The ESPN 30 for 30 documentary, aptly titled “Broke”, is full of tales of excess, bad advice, and bad investments. It is a sobering documentary that explores the fact that so many of our retired athletes are flat broke. Many within just a couple years of retiring. I have always been surprised by most people’s reaction to these types of stories.
It seems to me that, universally, people are appalled or shocked when they hear of a big-time athlete or entertainer going broke. “What a dummy! How could someone who earned (insert really big number here) be broke?”
But, why are we all sure that this wouldn’t happen to us?
I contend that the vast majority of people, thrown into the same situation, would experience the same fate.
It seems that Americans have a natural tendency to live RIGHT AT their income level. I don’t need to quote national savings rates or other statistics to validate this assertion. It’s just my gut instinct. Income is relative too. I think many people who make $50,000 (approximately the median income in this country) are just as disgusted when they read about a foreclosure on a $600,000 home that was owned by someone making $200k. “What a dummy! If I had all that extra money, I know I wouldn’t have gone broke!”
Athletes and entertainers do earn a lot of money. They also earn it quickly. More money than almost everyone will earn in their lifetime comes in just 3 or 4 years for an average NFL player. It’s this lump sum payment that causes such a problem.
See. The rest of us have a safeguard in place. Like bumpers in a bowling alley. It stops us from getting in too deep. We only get paid periodically and we earn our lifetime income over our lifetime. Not in just a few years.
Let’s say that someone earned 100k per year and was 35 years old. This person could expect to earn about 4 million bucks between now and 65. I just assumed a few raises and a promotion or two.
That 4 million will provide for her for the next 30 years while she is working AND (hopefully) some of that money was socked away to provide for retirement. The goal should be a big enough nest egg accumulated to supplement her social security.
She is never going to get a lot more than 100k (before taxes) in a single year to spend during her working years. This is a very powerful safeguard.
Imagine giving this same employee 4 million bucks upfront and then taxing it so she is left with 2.5 million. That’s it. You will not earn another dollar for the rest of your life. You are 35 years old. What would you do?
The “Sustainable Withdrawal Ratio” is just a little over 4.5% of a lump sum of money. This also has only been tested for 30 year time frames. The woman above, realistically, has a 60 year time frame! This would mean that she should spend less than 4.5% of her nest egg for it to last that long.
Having all that money staring her in the face, I think she would buy a nicer house, a nicer car. Maybe a more lavish vacation. She is in the beginning stages of financial ruin.
So what should Mr. Star Running Back (SRB) do? He is 24. He was drafted high in the first round and received a four-year contract worth $15 million. He will have to pay taxes and an agent. After taxes this should amount to around $7.5 million bucks.

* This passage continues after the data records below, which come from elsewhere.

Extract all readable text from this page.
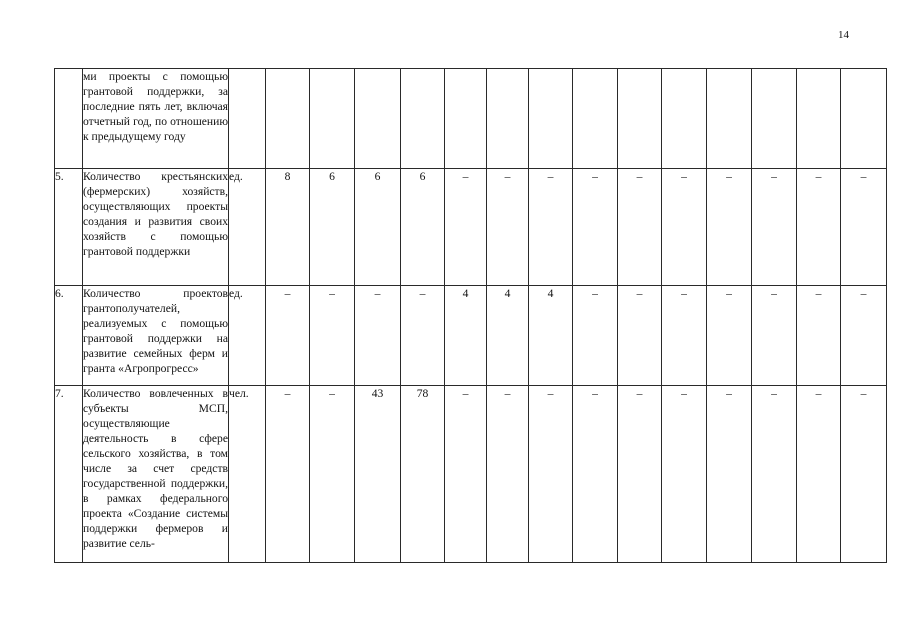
14
	ми проекты с помощью грантовой поддержки, за последние пять лет, включая отчетный год, по отношению к предыдущему году															
5.	Количество крестьянских (фермерских) хозяйств, осуществляющих проекты создания и развития своих хозяйств с помощью грантовой поддержки	ед.	8	6	6	6	–	–	–	–	–	–	–	–	–	–
6.	Количество проектов грантополучателей, реализуемых с помощью грантовой поддержки на развитие семейных ферм и гранта «Агропрогресс»	ед.	–	–	–	–	4	4	4	–	–	–	–	–	–	–
7.	Количество вовлеченных в субъекты МСП, осуществляющие деятельность в сфере сельского хозяйства, в том числе за счет средств государственной поддержки, в рамках федерального проекта «Создание системы поддержки фермеров и развитие сель-	чел.	–	–	43	78	–	–	–	–	–	–	–	–	–	–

Mr. SRB will, in all likelihood, not sign another contract after this one. It would be extremely fortunate if he did, but the numbers say no. He will be 28 and retired. Hopefully he earned his degree and can pick up a second career. But let’s be conservative and help Mr. SRB see some realistic, and LIKELY, scenarios.
He could live for 60 years, or more. We know that his spending should be south of the 4.5% Sustainable Withdrawal Ratio that has only been tested for a 30 year time frame. So let’s use 4% of $7.5 million.
Mr. SRB should develop spending habits that are commensurate with a $300,000 per year income. If he did this, he would have a legitimate chance of living that way for the rest of his life. He would be able to increase that income by inflation every year. He might even have a nice sum of money left at the end to leave to his heirs. He could, in effect, be pretty close to a “1 percenter” for the rest of his life.
As I type this next sentence, I have a smirk on my face. I see why so many people are shocked and appalled. BUT. Mr. SRB is going to have a very tough time living on such a “small” income.
If he commits to anything much more than a 750K house and two nice cars (not the kind that turn heads) , he is either on the road to financial ruin or he BETTER sign a second contract or have a solid job lined up for when his playing days are over.
It would take a lot of courage and wisdom to avoid the temptation to “keep up with the Joneses”.
The best observation in “Broke” was from an athlete quoting a mentor: “You can live like a king for a few years. OR you can live like a prince forever.” Unfortunately, many athletes seem to go the king route.